Following a tornado that ripped through her Madison, Tennessee, neighborhood and dropped a huge tree in her driveway — just missing her house — Brandie Lee didn’t know where to start with the cleanup.
During the storm, she received a text from a neighbor saying, “Um, our shed is in your tree.” “This is like crazy,” Lee said. “That was when it was really hitting me, ‘This is a real tornado.’’’
The young homeowner admitted she was feeling overwhelmed after the storm. It was right about then, she recalled, she heard a knock at the door.
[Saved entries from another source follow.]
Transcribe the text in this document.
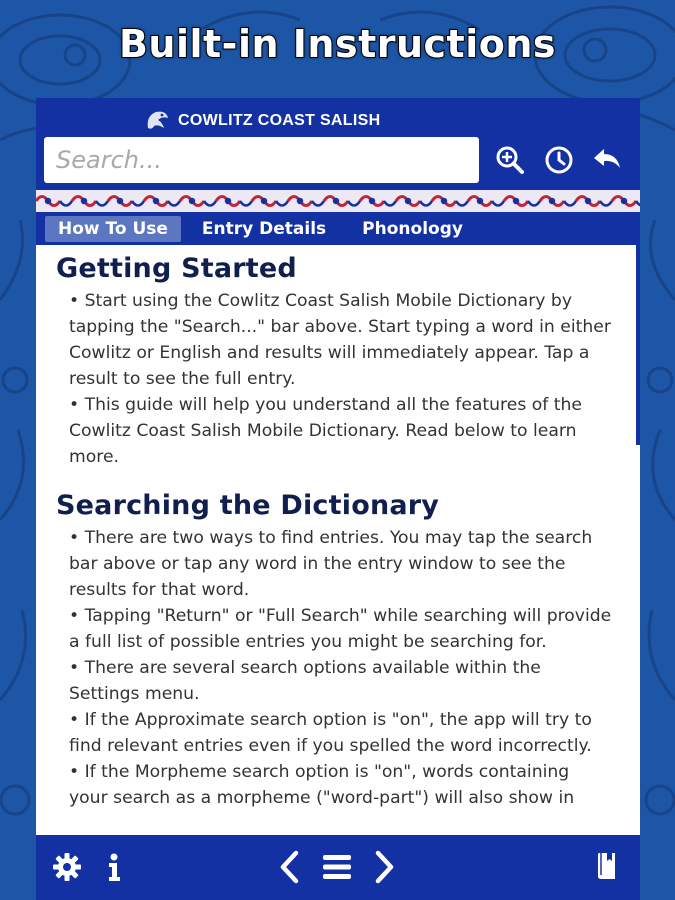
Built-in Instructions
COWLITZ COAST SALISH
Search...
How To Use	Entry Details	Phonology
Getting Started

• Start using the Cowlitz Coast Salish Mobile Dictionary by tapping the "Search..." bar above. Start typing a word in either Cowlitz or English and results will immediately appear. Tap a result to see the full entry.

• This guide will help you understand all the features of the Cowlitz Coast Salish Mobile Dictionary. Read below to learn more.

Searching the Dictionary

• There are two ways to find entries. You may tap the search bar above or tap any word in the entry window to see the results for that word.

• Tapping "Return" or "Full Search" while searching will provide a full list of possible entries you might be searching for.

• There are several search options available within the Settings menu.

• If the Approximate search option is "on", the app will try to find relevant entries even if you spelled the word incorrectly.

• If the Morpheme search option is "on", words containing your search as a morpheme ("word-part") will also show in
It was an Alabama Baptist Disaster Relief volunteer, who traveled with a team to help clean up the damage.
Lee was just one of thousands of Tennessee residents who were on the receiving end of a storm that ripped through the Nashville area Dec. 9 destroying homes, damaging rooves, snapping powerlines and trees like toothpicks — and tragically taking six lives.
Soon after the storm, Disaster Relief teams in Tennessee and Alabama were called on to assess the damage and help homeowners remove trees and other debris from their property.
‘Breath of fresh air’
While Lee noted she had done some charity work in the past, she’d never personally received that kind of help. She said it was a breath of fresh air compared to other visitors at the door.
“I’ve had so many people knock on my door and give me every quote you could imagine to clean up the tree,” she said. “I’ve only owned the house for two years, so this is all new territory for me.
“I was overwhelmed … and that’s when [one of the Disaster Relief volunteers] walked up and basically said, ‘Hey, we’re with Alabama Disaster Relief.’ I saw his little shirt said Southern Baptist Convention, and I was like ‘Yay!’
“It just really felt like the Kingdom of heaven coming to earth in the most true way for me, where they’re meeting a true need. I’ve just never been the one that … truly has this big need — and someone comes in and rescues me. … That was a true answer to prayer.”
Figuring out how to pay for costly repairs and how to pay an often pricey deductible is real issue for many homeowners — especially during the holiday season, said volunteer Dave “Barney” Self, a “Blue Hat,” who helped lead the team at Lee’s house.
“Most people can’t pay $10,000 to move a tree,” said Self, who has worked on Disaster Relief teams for more than 10 years, “but we can do it for them and help them out for free. … We’re able to come help them and minister to them. That’s what we want to do.”
‘Hope in the devastation’
Wayne Abbott, another Disaster Relief volunteer with the Alabama team, had an opportunity to pray with Lee on her deck and give her a Bible.
“Whatever we can do to honor and serve the Lord, we reach out in anyway we can,” he said. “Sometimes it’s hard to be approached by people these days … and sometimes it’s in the midst of these tragedies that people really open up their hearts.”
Self noted a disaster like this, especially around the Christmas time, can be especially tough for children.
“Because this is the holiday season, I feel for the children who love to see Christmas decorations,” Self said. “[After a tornado hits a home] the decorations are gone. The Christmas trees in their homes … are gone.
But, he added, “If we know there’s a child, we pass out teddy bears to give them, to let them know somebody out there loves them. Christmas is not about Santa, it’s about Jesus. That’s what we share. Yes, there’s devastation, but there’s hope in the devastation.”
He added, “People say, why do you do it. I do it because that’s what Jesus said to do: Love your neighbor.”